(WGHP) — Lots of people are heading to the store to get the supplies for their Thanksgiving feast this weekend.
Like almost everything else in the store, you might notice higher prices or constrained stock for your Thanksgiving goodies, even the turkey!
Butterball’s CEO says smaller turkeys may be harder to find this year than they have been in years past.
Jessica Evans of Evans Family Farm believes this is a result of labor shortages that have impacted almost every industry since the pandemic. The Evans family has had turkeys for the past four seasons, and Jessica says the demand for smaller birds has increased.
“People are having smaller gatherings. People aren’t traveling as much,” Evans said, adding that their target market of 10-15 pounds birds has led them to harvest their turkeys a little earlier.
The demand is there, and if you’re willing to go local, the supply is there too. “We’re seeing grocery store prices go up, shopping from your local farm is not going to be much different from what you’re going to see in stores,” Evans said.
For some business owners, turkey isn’t just a holiday hustle, it’s a year-round livelihood. Just as Alex and Kassinda White of Sweet’s Turkey BBQ in Greensboro.
“Our main supplier, the prices are very high. So in order for us to keep our prices comparable, we’re having to go and search different areas, different prices where there are sales or where I have a relationship with another manager in another store so we can get a good deal and keep our prices comparable for our customers,” Alex White said.
These business owners say that if you’re going to pay more no matter what, you may as well buy it locally.

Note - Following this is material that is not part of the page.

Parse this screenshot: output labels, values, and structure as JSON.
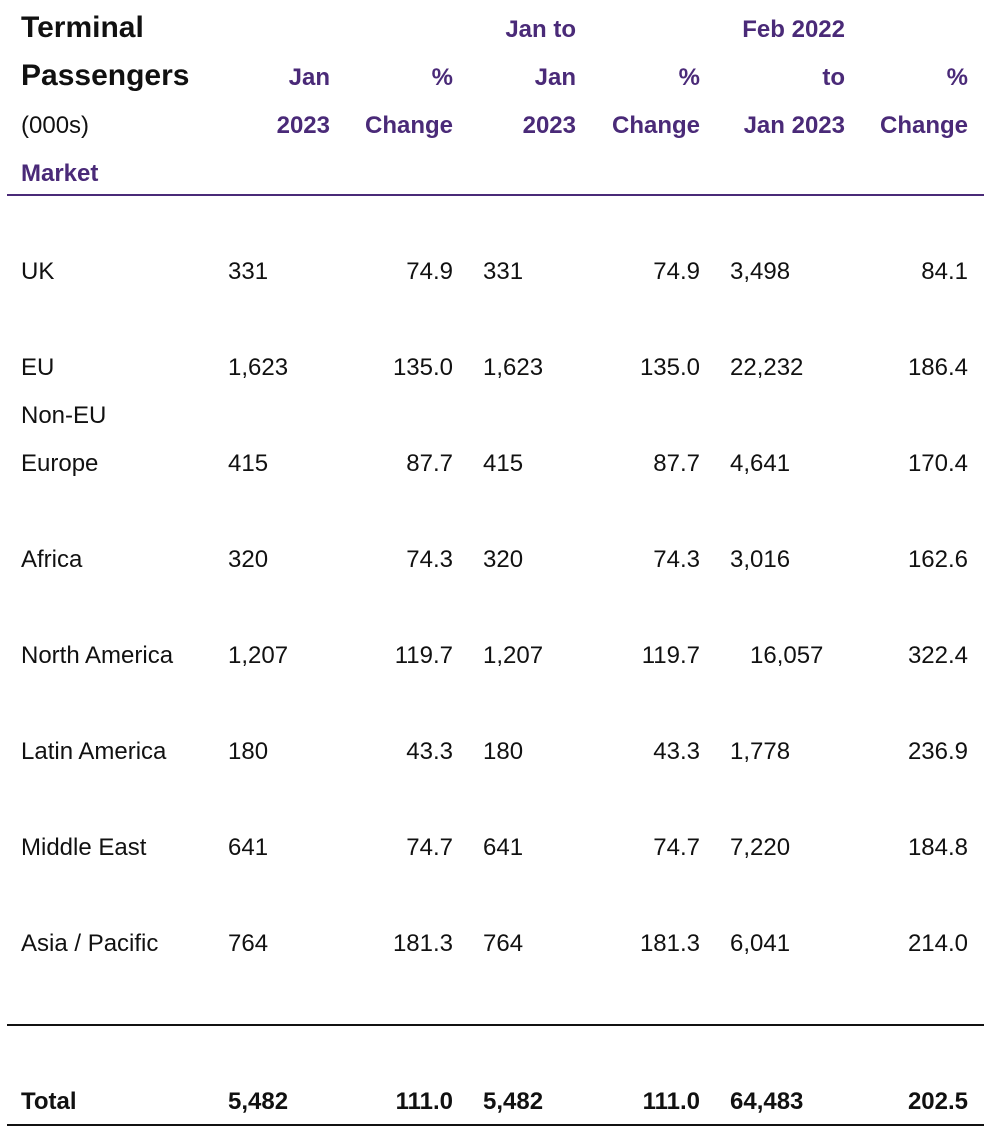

“Shopping local, you’re not gonna see a huge price difference that maybe you did in previous years because prices are increasing for grocery store supply. And a lot of the buying locally and direct from a farmer goes to support your farmer, which is a huge need for local farms to be able to shift and pivot to not die out,” Jessica Evans said.
The prices are higher on all levels of the supply chain, but the Whites say that customers are understanding of these issues. “They’re definitely understanding because they’re consumers just like we are. Everyone knows at the gas station, at the grocery store, the cost of things is rising and we’re no different,” Kassinda said.
North Carolina is the second leading producer of turkeys in the country.